2.1. L'Analyse de Burnside et Dollar
Depuis le début des années 1990, l'aide
internationale était fortement en baisse et traversait une crise de
légitimité liée notamment à la fin de la guerre
froide et à la recrudescence des études critiques de son
efficacité. En effet, les conclusions pessimistes des analyses de
l'efficacité macro-économique de l'aide, combinées
à la mise en lumière des coûts sociaux et humains des
programmes d'ajustement structurels ont amené la Banque Mondiale
à relancer le débat sur l'efficacité de l'aide. C'est
justement suivant ce contexte que les travaux de Burnside et Dollar (1997
,2000) ont été élaborés.
L'idée développée, par Burnside et Dollar
et repris dans le rapport Assessing Aid de la Banque Mondiale, est que
l'efficacité de l'aide en termes de croissance dépend de la
qualité des politiques économiques mises en oeuvre par les pays
en développement. Cette réflexion se fonde sur des travaux
économétriques dans lesquels les auteurs estiment des
équations de croissance incluant une variable aide et un terme d'aide en
interaction avec un indicateur de politique économique. Cependant, la
qualité des politiques macro-économiques est
appréhendée par la maîtrise de l'inflation,
l'équilibre budgétaire et la mise en oeuvre d'une politique
d'ouverture commerciale.
La conclusion selon laquelle l'efficacité de l'aide
dépend de la qualité des politiques économiques
résulte alors de la mise en évidence, dans les estimations de
croissance, d'un effet significativement positif du terme croisé de
l'aide avec l'indicateur de politique économique. Ce résultat
économétrique, qui est au coeur du débat sur
l'efficacité de l'aide, est reproduit dans l'équation suivant
:
Croissance = - 0.60. (Revenu initial par habitant)
+0.71**. (POL) - 0.021.(Aide/PIB) + 0.19**. (Aide/PIB x POL)+
â X
R2= 0.3 6, N = 270, ** : significatif au seuil de
5%. Où POL représente un indicateur
agrégé de politiques macroéconomiques et â X
est un ensemble de variables de contrôle (la
fragmentation ethno-linguistique, les assassinats politiques, la
profondeur financière, la qualité institutionnelle).
La principale conclusion de l'analyse de Burnside et Dollar
est que si l'aide est plus efficace dans un bon environnement
macro-économique, elle devrait alors cibler les pays les plus pauvres et
ayant de bonnes politiques économiques.

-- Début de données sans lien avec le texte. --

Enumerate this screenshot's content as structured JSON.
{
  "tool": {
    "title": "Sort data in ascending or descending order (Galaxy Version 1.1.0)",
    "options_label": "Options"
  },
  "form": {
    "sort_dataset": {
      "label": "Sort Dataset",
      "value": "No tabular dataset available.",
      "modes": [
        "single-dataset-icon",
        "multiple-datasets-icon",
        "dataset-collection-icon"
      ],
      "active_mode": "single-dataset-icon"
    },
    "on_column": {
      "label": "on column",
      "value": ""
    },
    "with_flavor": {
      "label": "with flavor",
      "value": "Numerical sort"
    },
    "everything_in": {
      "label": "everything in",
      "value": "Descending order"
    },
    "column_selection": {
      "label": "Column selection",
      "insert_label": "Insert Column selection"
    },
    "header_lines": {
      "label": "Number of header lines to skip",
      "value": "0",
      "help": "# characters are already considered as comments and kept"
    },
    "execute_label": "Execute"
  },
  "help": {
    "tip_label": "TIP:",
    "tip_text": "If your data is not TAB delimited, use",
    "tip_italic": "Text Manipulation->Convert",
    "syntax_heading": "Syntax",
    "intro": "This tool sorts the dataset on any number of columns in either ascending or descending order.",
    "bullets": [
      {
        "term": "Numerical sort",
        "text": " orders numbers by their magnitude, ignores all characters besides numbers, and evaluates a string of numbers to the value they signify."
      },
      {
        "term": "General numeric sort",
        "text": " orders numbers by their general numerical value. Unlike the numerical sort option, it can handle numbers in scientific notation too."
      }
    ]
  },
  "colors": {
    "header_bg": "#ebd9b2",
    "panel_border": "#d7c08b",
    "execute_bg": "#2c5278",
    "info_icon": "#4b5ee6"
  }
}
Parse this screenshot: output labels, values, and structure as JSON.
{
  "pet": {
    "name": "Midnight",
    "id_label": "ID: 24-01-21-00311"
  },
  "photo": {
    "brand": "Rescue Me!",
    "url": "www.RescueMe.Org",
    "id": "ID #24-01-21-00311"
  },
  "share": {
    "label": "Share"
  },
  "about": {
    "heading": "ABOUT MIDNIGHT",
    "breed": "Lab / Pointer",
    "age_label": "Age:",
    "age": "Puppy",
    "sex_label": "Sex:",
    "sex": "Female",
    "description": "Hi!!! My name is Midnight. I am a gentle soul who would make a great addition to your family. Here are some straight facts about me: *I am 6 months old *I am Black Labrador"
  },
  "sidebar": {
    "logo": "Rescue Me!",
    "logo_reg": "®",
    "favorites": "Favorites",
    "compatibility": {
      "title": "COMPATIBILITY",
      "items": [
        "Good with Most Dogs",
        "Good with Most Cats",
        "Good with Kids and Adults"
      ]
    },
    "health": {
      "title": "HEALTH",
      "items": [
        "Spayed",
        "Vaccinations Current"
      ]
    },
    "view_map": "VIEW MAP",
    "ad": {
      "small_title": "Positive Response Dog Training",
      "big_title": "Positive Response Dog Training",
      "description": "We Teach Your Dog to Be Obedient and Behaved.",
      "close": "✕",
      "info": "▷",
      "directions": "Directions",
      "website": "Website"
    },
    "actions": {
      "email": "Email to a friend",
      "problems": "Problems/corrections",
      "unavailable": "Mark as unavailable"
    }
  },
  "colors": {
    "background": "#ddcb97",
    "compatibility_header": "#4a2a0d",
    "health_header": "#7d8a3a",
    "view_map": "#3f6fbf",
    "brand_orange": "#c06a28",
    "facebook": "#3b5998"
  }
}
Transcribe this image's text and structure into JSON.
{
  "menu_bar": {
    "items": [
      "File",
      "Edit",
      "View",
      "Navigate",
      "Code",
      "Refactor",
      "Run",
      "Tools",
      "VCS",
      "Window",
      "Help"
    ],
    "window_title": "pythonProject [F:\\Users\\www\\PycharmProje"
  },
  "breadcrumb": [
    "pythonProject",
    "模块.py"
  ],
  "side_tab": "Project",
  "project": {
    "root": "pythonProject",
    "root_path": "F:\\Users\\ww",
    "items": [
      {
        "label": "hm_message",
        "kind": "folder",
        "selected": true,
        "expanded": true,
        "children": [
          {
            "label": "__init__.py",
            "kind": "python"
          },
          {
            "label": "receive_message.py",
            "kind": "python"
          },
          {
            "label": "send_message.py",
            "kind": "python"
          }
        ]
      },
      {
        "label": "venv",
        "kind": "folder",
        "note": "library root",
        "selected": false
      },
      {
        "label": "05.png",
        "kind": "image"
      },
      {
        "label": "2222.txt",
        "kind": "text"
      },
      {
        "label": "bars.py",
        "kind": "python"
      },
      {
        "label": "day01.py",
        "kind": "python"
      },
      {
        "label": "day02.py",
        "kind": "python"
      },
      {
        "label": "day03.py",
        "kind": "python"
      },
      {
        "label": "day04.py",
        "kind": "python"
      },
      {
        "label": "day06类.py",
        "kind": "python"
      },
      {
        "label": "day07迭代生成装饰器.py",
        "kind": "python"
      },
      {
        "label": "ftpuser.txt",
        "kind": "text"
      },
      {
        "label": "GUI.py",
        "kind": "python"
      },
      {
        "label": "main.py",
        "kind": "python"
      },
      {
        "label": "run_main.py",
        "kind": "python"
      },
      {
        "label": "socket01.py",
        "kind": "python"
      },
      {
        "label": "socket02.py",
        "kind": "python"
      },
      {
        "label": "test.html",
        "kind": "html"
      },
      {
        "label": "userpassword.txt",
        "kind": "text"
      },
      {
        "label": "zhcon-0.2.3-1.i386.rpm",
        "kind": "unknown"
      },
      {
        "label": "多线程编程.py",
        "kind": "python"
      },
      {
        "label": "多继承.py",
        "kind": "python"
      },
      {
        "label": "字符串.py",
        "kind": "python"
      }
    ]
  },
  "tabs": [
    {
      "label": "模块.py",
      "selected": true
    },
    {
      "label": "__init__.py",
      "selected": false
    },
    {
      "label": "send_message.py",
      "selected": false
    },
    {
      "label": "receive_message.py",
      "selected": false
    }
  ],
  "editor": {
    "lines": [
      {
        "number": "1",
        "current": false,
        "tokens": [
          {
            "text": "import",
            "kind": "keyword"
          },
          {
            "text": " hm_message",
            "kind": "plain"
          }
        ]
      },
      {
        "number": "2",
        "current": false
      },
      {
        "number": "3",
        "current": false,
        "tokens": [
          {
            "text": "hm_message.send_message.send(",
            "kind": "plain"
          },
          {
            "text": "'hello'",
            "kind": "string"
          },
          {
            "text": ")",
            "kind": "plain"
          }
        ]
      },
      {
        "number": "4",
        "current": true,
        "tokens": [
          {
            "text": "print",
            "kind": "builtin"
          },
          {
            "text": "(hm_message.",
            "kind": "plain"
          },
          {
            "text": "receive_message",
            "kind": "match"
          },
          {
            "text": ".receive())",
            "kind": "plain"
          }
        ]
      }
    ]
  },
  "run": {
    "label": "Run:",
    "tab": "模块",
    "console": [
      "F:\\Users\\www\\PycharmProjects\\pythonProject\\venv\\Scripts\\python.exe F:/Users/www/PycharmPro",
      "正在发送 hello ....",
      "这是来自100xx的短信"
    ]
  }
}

C'est ainsi, s'esquisse alors un
principe de sélectivité des pays receveurs dans la logique d'une
conditionnalité ex-ante fondée sur la qualité des
politiques économiques. Peut-être parce qu'elle avait de telles
implications politiques, l'analyse de Burnside et Dollar a fait l'objet de
nombreuses critiques dont l'hypothèse de sélectivité et
les conditionnalités.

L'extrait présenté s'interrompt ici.